Verneinend schüttelte der Schwarzhaarige seinen Kopf. „Mir ist nicht kalt!" Er blickte sich unschlüssig um und rief dann Schnapp zu sich. „Hier halt dich an seinem Halsband fest!"

Albus nahm den Kopf des Hundes in beide Hände und redete sehr eindringlich auf den Saurüden ein. „Pass gut auf, Schnapp! Zieh uns langsam nach oben!" Er zeigte den Hang hinauf. „Da hoch, Schnapp und Langsam! Hast du verstanden?"

Schnapp bellte kurz und stellte die Ohren auf. Scorpius hielt sich mit beiden Händen an dem dicken Halsband des Hundes fest. Auch Albus packte das Lederband und legte einen Arm um die Hüften des Slytherin.

„Bereit!"

Der Blonde nickte und Albus deutete Schnapp an er könne losgehen. Äußerst vorsichtig bewegte sich der große Hund, setzte eine Pfote vor die andere. Der hohe Schnee war ein Problem und des Öfteren sackten sie bis zu den Knien ein. Es war eine wahre Schinderei, ehe sie schließlich oben ankamen. Albus hatte das Gefühl es hätte eine Ewigkeit gedauert und sah besorgt auf Scorpius, der auf die Knie gefallen war und wie ein Dampfkessel schnaufte.

„Scheiße, ich... kann... nicht... mehr!"

„Was heißt du kannst nicht mehr?" Besorgt kniete sich Albus neben seinen Freund. „Wir müssen noch hoch zum Schloss!"

Scorpius lachte. „Ich bin fertig, bin zu müde!"

„Dann hole ich Hagrid!"

„NEIN!"

Der Blonde packte Albus' Handgelenk derart fest, dass der Kleinere überrascht aufsah. „Keine Angst, Hagrid wird schweigen."

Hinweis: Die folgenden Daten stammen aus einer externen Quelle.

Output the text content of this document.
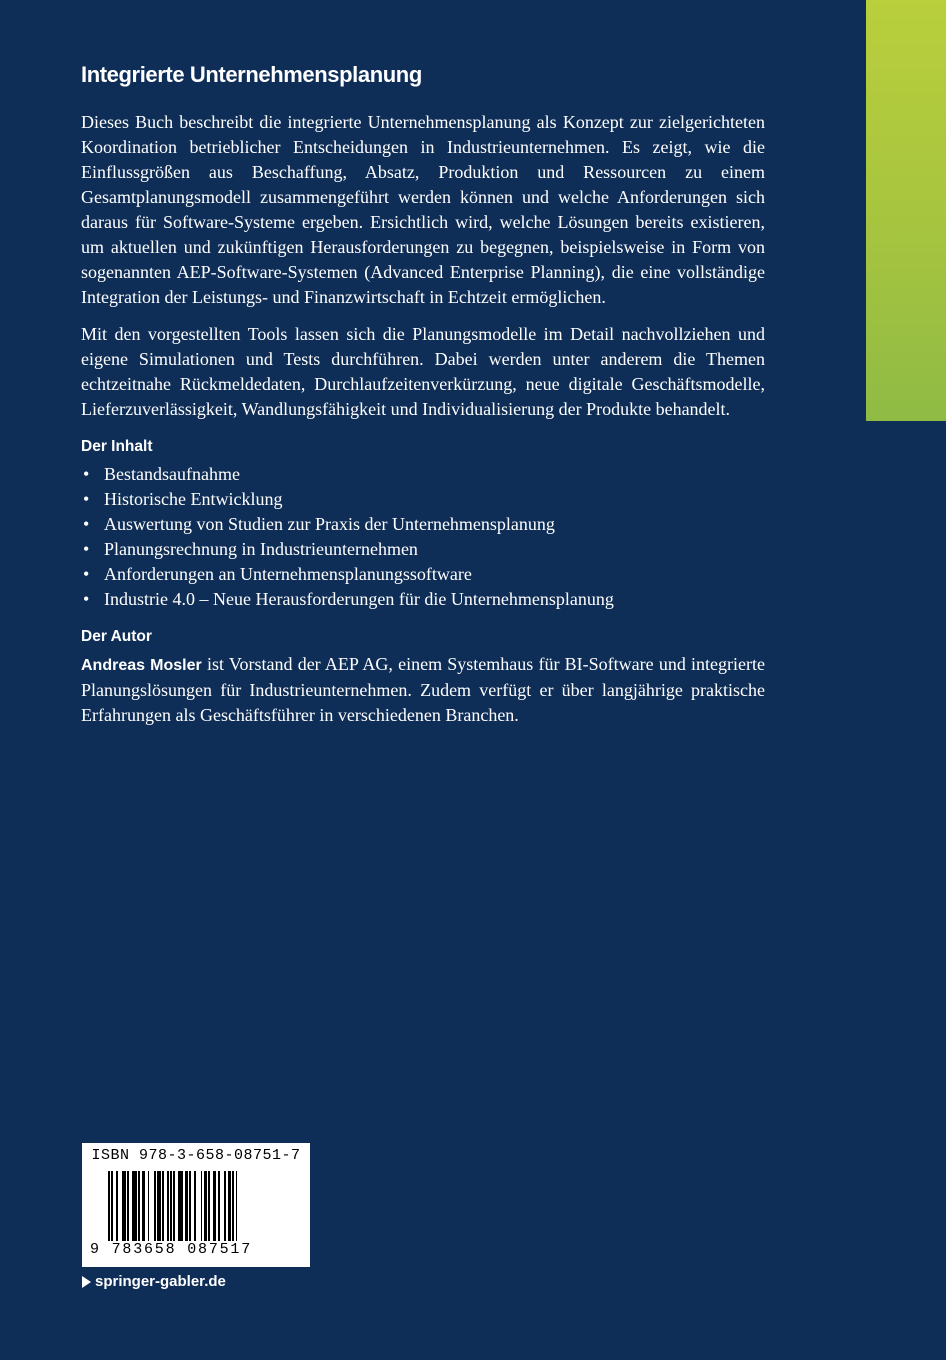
Integrierte Unternehmensplanung

Dieses Buch beschreibt die integrierte Unternehmensplanung als Konzept zur zielgerichteten Koordination betrieblicher Entscheidungen in Industrieunternehmen. Es zeigt, wie die Einflussgrößen aus Beschaffung, Absatz, Produktion und Ressourcen zu einem Gesamtplanungsmodell zusammengeführt werden können und welche Anforderungen sich daraus für Software-Systeme ergeben. Ersichtlich wird, welche Lösungen bereits existieren, um aktuellen und zukünftigen Herausforderungen zu begegnen, beispielsweise in Form von sogenannten AEP-Software-Systemen (Advanced Enterprise Planning), die eine vollständige Integration der Leistungs- und Finanzwirtschaft in Echtzeit ermöglichen.

Mit den vorgestellten Tools lassen sich die Planungsmodelle im Detail nachvollziehen und eigene Simulationen und Tests durchführen. Dabei werden unter anderem die Themen echtzeitnahe Rückmeldedaten, Durchlaufzeitenverkürzung, neue digitale Geschäftsmodelle, Lieferzuverlässigkeit, Wandlungsfähigkeit und Individualisierung der Produkte behandelt.

Der Inhalt
• Bestandsaufnahme
• Historische Entwicklung
• Auswertung von Studien zur Praxis der Unternehmensplanung
• Planungsrechnung in Industrieunternehmen
• Anforderungen an Unternehmensplanungssoftware
• Industrie 4.0 – Neue Herausforderungen für die Unternehmensplanung
Der Autor

Andreas Mosler ist Vorstand der AEP AG, einem Systemhaus für BI-Software und integrierte Planungslösungen für Industrieunternehmen. Zudem verfügt er über langjährige praktische Erfahrungen als Geschäftsführer in verschiedenen Branchen.

ISBN 978-3-658-08751-7
9 783658 087517
springer-gabler.de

„Ich sage nein! Lass uns gehen!"

Mühsam rappelte sich Scorpius auf, gestützt von Albus und an Schnapps Halsband hängend, schleppte sich der Slytherin weiter. Der Weg zur Schule schien nahezu endlos und der Wind blies ihnen eiskalt ins Gesicht. Der Blonde hatte ein schlechtes Gewissen, da er Albus' Winterrobe trug.

„Komm mal bitte näher." Fragend sah ihn der Schwarzhaarige an. Mit weitem Schwung legte Scorpius die Robe um sie beide und klammerte sich um Albus' Hüfte.

„Ich hab nicht gefroren, ehrlich!"

„Lass uns weitergehen, Albus!"

Hier zeigte sich mal wieder, dass Albus alle Qualitäten eines Gryffindor aufwies. Scorpius wusste genau, dass ihn sein Freund anschwindelte. Die blauen, bibbernden Lippen und dass der Kleinere wie Espenlaub zitterte, markten seine Worte als Lüge. Scorpius lächelte still in sich hinein, hier hatte er den Beweis, dass er keinen besseren Freund hätte finden können und er drückte Albus ein wenig fester an sich. Das Einzige was ihm jetzt noch durch den Kopf ging, war die Frage wie der Gryffindor ihn hatte finden können.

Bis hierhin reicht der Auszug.